Biden Suspends Trump's Oil Drilling Leases In Alaska's Arctic Wildlife Refuge


Tom Hale


Tom Hale

Senior Journalist

Tom is a writer in London with a Master's degree in Journalism whose editorial work covers anything from health and the environment to technology and archaeology.

Senior Journalist

Arctic National Wildlife Refuge.

A polar bear keeps close to her young along the Beaufort Sea coast in Arctic National Wildlife Refuge. Susanne Miller/USFWS (CC BY 2.0)

The coastal depths of the Alaskan Arctic are safe from fossil fuel drilling — for now, at least. The Biden administration has temporarily suspended oil and gas drilling leases in Alaska's Arctic National Wildlife Refuge, pushing back against the controversial move by the Trump Administration.

Environmental organizations, conservationists, and Indigenous groups have cheered at the decision, but some Republican politicians weren’t so pleased


On Monday, June 1, the US Department of the Interior announced the suspension of all activities related to the implementation of the Coastal Plain Oil and Gas Leasing Program in the Arctic National Wildlife Refuge. The decision will then be reviewed by the National Environmental Policy Act who will look to assess the potential impacts of drilling in the area. The move follows up on an executive order President Biden made on the day of his inauguration in January.

The question of fossil fuel drilling in the coastal plain of the Arctic National Wildlife Refuge has seen Indigenous and conservation groups pitted against oil companies and Republicans in one of the longest and biggest environmental battles of recent US history. 

The Arctic National Wildlife Refuge contains 78,000 square kilometers (30,100 square miles) of rolling tundra and wetlands in the Alaska North Slope region that’s home to an incredible array of American biodiversity, including polar bears, grizzly bears, black bears, moose, caribous, wolves, eagles, lynxes, wolverines, martens, and beavers.

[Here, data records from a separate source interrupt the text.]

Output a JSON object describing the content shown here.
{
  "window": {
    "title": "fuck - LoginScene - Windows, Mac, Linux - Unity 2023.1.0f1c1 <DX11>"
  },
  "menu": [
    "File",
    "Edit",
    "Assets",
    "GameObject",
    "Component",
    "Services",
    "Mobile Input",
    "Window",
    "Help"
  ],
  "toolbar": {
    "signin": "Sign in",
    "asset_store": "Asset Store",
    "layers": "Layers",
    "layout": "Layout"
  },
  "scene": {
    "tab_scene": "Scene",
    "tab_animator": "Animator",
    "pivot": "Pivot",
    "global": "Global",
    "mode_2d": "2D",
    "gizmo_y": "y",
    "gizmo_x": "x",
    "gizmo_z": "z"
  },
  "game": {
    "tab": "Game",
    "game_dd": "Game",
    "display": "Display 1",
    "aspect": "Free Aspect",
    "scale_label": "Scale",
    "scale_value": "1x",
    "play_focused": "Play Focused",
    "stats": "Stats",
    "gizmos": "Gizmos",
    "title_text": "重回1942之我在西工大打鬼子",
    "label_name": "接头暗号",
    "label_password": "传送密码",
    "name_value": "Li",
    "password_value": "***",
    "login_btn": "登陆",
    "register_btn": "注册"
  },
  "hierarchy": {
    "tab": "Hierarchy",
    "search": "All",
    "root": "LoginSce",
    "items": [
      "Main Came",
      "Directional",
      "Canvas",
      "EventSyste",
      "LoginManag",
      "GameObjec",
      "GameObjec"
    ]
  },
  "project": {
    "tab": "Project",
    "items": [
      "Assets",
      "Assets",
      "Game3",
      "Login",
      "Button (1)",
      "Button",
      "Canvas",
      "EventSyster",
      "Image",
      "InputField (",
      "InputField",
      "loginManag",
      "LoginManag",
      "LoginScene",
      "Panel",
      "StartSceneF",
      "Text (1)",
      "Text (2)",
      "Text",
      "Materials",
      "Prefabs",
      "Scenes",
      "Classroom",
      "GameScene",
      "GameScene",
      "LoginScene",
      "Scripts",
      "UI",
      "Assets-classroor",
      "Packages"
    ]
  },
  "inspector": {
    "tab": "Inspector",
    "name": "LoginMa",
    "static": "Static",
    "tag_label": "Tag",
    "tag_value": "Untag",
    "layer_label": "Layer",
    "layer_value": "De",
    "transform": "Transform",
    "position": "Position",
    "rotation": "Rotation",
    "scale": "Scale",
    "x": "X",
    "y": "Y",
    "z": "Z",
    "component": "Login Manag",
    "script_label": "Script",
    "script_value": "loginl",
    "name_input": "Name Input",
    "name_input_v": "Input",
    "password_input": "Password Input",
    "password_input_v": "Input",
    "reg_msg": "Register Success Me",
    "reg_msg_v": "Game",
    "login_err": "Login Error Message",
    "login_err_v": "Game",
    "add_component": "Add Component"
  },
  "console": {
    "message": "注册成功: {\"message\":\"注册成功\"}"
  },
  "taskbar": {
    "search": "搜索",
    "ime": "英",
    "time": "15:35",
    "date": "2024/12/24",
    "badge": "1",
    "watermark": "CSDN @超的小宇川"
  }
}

Much of the drilling controversy specifically focuses on the refuge's coastal plain, known as the "1002 area," which includes the main calving ground for America's largest caribou herd, the Porcupine herd. Ever since discussions around opening the "1002 area" to fossil fuel exploration and industrial development started in the late-1970s, environmentalists and some Indigenous groups have been working to preserve the area's wildlife and heritage.


Under Trump, the US government started to auction off oil drilling leases deep in this contentious area. Backers of the plan said it would “support energy security, job creation, and economic growth,” but critics highlighted how the plan threatened to undermine the area’s unique biodiversity, as well as the traditional homelands of many Indigenous groups. 

As such, Indigenous and conservation groups have praised the decision to put a temporary moratorium on oil and gas leasing activities in the area. While this week's news has been welcomed, opponents of drilling in the Arctic National Wildlife Refuge suggest that the Biden administration needs to go further in its pledge to safeguard the environment. In recent months, the administration has quietly pushed through policy that will guarantee the drilling and burning of fossil fuels for decades to come despite its early promises, showing that the wider battle is far from over.

“Thank you, President Biden and Interior Secretary Haaland, for taking this step toward protecting the Arctic Refuge from oil activities. These lands are sacred to the Gwich’in and Iñupiat peoples and nursery to the Porcupine caribou, polar bears, and millions of migratory birds,” a coalition of 17 Indigenous and conservation organizations said in a joint statement.

“More work remains, however, and we look forward to working with the administration on stronger action to correct this unlawful leasing program and preserve one of our nation’s most majestic public lands. We also look to the administration and Congress to now prioritize repealing the ongoing threat posed by the statutory oil leasing mandate and restoring protections to America’s Serengeti.”